Ed Yong, a scientist and contributor to Discover Magazine, wrote an blog post, What does it mean to say that something causes 16% of cancers?, discussing a news report that stated that 16% of cancers around the world were caused by infections. Here are some excerpts:
A few days ago, news reports claimed that 16 per cent of cancers around the world were caused by infections. This isn’t an especially new or controversial statement, as there’s clear evidence that some viruses, bacteria and parasites can cause cancer (think HPV, which we now have a vaccine against). It’s not inaccurate either. The paper that triggered the reports did indeed conclude that “of the 12.7 million new cancer cases that occurred in 2008, the population attributable fraction (PAF) for infectious agents was 16·1%”.
But for me, the reports aggravated an old itch. I used to work at a cancer charity. We used to get frequent requests we got for such numbers (e.g. how many cancers are caused by tobacco?). However, whenever such reports actually came out, we got a lot confused questions and comments. The problem is that many (most?) people have no idea what it actually means to say that X% of cancers are caused by something, where those numbers come from, or how they should be used.
Formally, these numbers – the population attributable fractions (PAFs) – represent the proportion of cases of a disease that could be avoided if something linked to the disease (a risk factor) was avoided. So, in this case, we’re saying that if no one caught HPV or any other cancer-causing infection, then 16.1% of cancers would never happen. That’s around 2 million cases attributable to these causes. From answering enquiries and talking to people, I reckon that your average reader believes that we get these numbers because keen scientists examined lots of medical records, and did actual tallies. We used to get questions like “How do you know they didn’t get cancer because of something else?” and “What, did they actually count the people who got cancer because of [insert risk factor here]?”
No, they didn’t. Those numbers are not counts.
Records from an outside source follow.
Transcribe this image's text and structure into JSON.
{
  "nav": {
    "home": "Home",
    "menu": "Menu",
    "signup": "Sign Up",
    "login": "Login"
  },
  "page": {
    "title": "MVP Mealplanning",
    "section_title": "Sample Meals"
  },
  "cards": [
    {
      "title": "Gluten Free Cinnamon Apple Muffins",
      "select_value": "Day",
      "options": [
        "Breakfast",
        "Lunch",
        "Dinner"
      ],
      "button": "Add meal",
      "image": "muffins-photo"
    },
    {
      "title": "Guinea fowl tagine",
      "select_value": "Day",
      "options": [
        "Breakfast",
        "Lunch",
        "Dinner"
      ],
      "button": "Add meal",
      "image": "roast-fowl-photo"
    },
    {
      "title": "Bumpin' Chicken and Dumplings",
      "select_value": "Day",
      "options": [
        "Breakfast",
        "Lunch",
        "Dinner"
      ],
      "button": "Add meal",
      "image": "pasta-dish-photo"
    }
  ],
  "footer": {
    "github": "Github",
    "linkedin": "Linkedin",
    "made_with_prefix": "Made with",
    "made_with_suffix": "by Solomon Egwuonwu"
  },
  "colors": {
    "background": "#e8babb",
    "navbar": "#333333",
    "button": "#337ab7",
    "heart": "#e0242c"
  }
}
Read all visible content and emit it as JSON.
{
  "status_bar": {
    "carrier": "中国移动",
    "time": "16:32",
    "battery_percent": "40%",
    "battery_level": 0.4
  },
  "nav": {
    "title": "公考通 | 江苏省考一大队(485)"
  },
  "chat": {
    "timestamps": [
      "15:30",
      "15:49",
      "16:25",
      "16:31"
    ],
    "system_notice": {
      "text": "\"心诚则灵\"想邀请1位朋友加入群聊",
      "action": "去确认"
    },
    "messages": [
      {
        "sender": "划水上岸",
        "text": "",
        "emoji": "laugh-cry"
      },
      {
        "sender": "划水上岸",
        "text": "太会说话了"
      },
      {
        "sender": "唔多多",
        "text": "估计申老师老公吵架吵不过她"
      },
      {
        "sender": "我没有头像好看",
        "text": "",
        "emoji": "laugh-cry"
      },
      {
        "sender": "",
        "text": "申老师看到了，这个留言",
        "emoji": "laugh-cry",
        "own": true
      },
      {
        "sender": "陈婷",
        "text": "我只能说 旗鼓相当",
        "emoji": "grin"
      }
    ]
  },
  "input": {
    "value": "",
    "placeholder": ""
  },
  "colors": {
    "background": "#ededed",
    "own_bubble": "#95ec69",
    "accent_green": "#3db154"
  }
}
Those 2 million cases don’t correspond to actual specific people. I can’t tell you their names. Instead, PAFs are the results of statistical models that mash together a lot of data from previous studies, along with many assumptions. At a basic level, the models need a handful of ingredients. You need to know how common the risk factor is – so, for example, what proportion of cancer patients carry the relevant infections? You need to know how big the effect is – if someone is infected, their risk of cancer goes up by how many times? If you have these two figures, you can calculate a PAF as a percentage. If you also know the incidence of a cancer in a certain population during a certain year, you can convert that percentage into a number of cases.
There’s always a certain degree of subjectivity. Consider the size of the effect – different studies will produce different estimates, and the value you choose to put into the model has a big influence on the numbers that come out. And people who do these analyses will typically draw their data from dozens if not hundreds of sources.
In the infection example, some sources are studies that compare cancer rates among people with or without the infections. Others measure proteins or antibodies in blood samples to see who is infected. Some are international registries of varying quality. The new infection paper alone combines data from over 50 papers and sources, and some of these are themselves analyses of many earlier papers. Bung these all into one statistical pot, simmer gently with assumptions and educated guesses, and voila – you have your numbers.
This is not to say that these methods aren’t sound (they are) or that these analyses aren’t valuable (they can tell public health workers about the scale of different challenges). But it’s important to understand what’s actually been done, because it shows us why PAFs can be so easily misconstrued.
This is another case of what constitutes good scientific research versus what needs to be reviewed more carefully. Someone will quote this “16%” as if it’s a fact, yet if you analyze the data, we’re not sure what it says. At a general level, we can say that infections do cause “cancer”, but what kind? How? What types of infections cause what kind of cancer?
Always analyze any article to determine it’s validity. Sometimes, it’s hard, but you don’t want to walk around thinking that “if I never get an infection, I’ll reduce my chances of getting cancer by 16%.” Well, not getting an infection is impossible, and you’d be ignoring all the other environmental and biological causes of “cancer”. You could stay out of the sun, never smoke, drink water from a pristine glacier in the Sierras, and never get an infection–but your house is filled with radon gas. Oops.